Mahkememizin — tarihli celsesinde taraf vekillerinin itirazlarının değerlendirilmesi için dosyanın bilirkişi heyetine tevdine karar verilmiş, bilirkişi heyeti tarafından sunulan ——— tarihli rapor ile özetle; ——-tarihinde ——–tarafından yapılan kontrollerde o tarihe kadar değişmiş olan mevzuatlara göre eksiklikler bulunduğu, bu kısımla ilgili olarak davalı tarafın sorumluluğunun bulunmadığı, davalının halat sorunu ile ilgili sorumluluğunun bulunduğu, hem halat hem de konsol ve korkuluk revizyonları ile ilgili olarak hesaplanan —— TL + KDV tutarındaki meblağdan davalı tarafın sorumlu olacağı, KDV dahil —— TL’ye dava tarihinden itibaren avans faizi talep edilebileceği kanaatine varıldığı bildirilmiştir.
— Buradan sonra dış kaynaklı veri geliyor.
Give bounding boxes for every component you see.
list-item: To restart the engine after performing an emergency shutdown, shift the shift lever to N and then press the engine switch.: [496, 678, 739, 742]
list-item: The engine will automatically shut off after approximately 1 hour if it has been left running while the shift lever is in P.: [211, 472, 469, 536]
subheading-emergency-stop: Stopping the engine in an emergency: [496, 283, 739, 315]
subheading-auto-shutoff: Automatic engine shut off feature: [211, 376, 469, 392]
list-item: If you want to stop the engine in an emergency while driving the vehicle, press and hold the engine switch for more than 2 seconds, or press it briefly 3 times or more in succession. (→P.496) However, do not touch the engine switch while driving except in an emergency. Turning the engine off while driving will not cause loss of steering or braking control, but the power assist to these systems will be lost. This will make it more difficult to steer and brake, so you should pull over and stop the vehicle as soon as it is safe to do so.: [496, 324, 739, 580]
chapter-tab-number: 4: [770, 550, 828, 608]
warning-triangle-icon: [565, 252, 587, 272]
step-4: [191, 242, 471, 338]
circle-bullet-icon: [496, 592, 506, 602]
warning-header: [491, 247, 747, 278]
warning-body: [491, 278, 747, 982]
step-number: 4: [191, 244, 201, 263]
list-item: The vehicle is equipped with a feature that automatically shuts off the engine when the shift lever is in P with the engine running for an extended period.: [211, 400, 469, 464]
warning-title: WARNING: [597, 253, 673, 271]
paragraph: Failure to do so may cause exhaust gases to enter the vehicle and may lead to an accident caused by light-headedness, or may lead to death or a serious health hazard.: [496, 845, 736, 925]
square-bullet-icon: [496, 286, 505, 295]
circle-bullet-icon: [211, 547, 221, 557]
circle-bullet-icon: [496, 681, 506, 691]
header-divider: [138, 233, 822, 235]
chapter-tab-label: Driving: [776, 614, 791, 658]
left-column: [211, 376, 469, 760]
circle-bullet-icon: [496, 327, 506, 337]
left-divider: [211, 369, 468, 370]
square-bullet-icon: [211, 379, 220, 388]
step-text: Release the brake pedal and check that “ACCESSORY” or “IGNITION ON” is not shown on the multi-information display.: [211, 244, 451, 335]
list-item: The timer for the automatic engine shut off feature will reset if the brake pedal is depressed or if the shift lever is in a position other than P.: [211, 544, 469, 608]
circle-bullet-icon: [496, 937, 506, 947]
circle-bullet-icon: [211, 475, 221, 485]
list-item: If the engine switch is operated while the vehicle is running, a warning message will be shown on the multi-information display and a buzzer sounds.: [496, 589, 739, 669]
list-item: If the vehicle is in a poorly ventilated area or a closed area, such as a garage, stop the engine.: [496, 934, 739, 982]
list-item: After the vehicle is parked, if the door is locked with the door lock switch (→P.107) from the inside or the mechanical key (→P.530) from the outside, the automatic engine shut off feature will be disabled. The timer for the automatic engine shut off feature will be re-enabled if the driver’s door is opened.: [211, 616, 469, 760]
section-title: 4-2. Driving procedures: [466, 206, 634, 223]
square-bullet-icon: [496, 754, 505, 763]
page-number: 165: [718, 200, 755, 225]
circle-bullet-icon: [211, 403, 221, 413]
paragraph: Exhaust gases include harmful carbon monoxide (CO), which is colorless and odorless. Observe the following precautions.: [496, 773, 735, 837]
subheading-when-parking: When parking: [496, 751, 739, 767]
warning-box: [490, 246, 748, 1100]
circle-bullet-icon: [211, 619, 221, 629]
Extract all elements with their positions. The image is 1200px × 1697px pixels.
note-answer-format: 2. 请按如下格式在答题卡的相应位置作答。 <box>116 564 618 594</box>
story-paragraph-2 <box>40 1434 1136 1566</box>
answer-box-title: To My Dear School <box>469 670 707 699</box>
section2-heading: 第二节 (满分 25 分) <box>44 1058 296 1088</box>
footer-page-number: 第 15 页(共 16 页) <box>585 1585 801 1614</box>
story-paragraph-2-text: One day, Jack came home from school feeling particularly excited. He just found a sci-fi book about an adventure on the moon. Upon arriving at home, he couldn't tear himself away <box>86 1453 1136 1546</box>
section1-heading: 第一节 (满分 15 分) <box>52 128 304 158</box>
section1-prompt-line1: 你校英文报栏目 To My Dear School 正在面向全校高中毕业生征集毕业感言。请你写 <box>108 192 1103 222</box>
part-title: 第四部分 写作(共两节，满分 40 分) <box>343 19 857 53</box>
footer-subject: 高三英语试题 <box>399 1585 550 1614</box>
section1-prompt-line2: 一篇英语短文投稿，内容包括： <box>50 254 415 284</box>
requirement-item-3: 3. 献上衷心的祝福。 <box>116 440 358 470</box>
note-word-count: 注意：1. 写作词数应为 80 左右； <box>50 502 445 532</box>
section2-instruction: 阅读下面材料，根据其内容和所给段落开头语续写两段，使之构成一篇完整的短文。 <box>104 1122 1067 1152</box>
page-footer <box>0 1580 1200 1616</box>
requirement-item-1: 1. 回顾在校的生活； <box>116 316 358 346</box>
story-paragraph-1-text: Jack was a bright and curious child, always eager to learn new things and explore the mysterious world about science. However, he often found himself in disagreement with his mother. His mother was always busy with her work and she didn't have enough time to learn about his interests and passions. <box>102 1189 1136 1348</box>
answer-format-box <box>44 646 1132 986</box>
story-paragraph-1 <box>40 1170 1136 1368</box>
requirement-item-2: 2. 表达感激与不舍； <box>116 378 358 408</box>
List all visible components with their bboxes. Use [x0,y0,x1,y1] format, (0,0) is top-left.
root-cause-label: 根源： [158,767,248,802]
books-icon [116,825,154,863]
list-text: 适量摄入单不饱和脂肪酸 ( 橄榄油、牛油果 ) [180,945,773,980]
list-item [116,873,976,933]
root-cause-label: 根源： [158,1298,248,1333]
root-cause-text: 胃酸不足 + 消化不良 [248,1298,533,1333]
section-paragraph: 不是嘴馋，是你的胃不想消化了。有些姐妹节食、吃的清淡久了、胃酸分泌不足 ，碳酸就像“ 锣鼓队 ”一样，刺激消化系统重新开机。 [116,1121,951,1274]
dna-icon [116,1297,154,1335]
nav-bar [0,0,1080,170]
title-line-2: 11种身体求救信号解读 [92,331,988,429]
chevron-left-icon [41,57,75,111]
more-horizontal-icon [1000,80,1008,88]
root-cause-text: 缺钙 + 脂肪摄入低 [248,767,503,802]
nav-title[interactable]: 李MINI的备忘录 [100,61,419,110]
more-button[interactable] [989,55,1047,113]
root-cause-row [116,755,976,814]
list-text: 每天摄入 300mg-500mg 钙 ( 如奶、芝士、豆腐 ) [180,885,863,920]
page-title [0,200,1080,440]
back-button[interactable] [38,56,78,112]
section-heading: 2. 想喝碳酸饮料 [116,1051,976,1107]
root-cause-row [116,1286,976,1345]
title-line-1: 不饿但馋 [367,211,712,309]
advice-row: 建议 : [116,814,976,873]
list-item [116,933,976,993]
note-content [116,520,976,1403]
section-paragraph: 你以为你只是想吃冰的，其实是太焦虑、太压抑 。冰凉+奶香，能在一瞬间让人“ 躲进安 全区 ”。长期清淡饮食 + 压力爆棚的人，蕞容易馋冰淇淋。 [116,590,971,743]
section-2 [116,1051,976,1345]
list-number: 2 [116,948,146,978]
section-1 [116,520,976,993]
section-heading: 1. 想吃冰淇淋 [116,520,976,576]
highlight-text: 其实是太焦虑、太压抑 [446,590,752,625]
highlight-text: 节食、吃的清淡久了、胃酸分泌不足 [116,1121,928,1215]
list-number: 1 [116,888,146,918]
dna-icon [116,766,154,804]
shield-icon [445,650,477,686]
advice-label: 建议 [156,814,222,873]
Mahkememizin ——–tarihli celsesinde davalı tarafın itirazlarının değerlendirilmesi için dosyanın önceki bilirkişi heyetine tevdine karar verilmiş, bilirkişi heyeti tarafından sunulan —– tarihli raporda özetle; kök raporda varılan sonuçta herhangi bir değişikliğe gidilmeyerek davacının —— TL tutarında tazminat talep edebileceği kanaatine varıldığı bildirilmiştir.
Davacı vekilince —— tarihli beyan dilekçesi ile alınan raporlarla tespit olunan —— TL tazminatın davalıdan tahsili talep edilmiş ise de; arttırılan miktar yönünden ıslah harcı yatırılmamış, —– tarihli celsede imzası ile tesvik edilen beyanı ile davanın dava dilekçesi ile bildirilen dava değeri olan ——- TL üzerinden kabul edilmesine karar verilmesini talep etmiştir.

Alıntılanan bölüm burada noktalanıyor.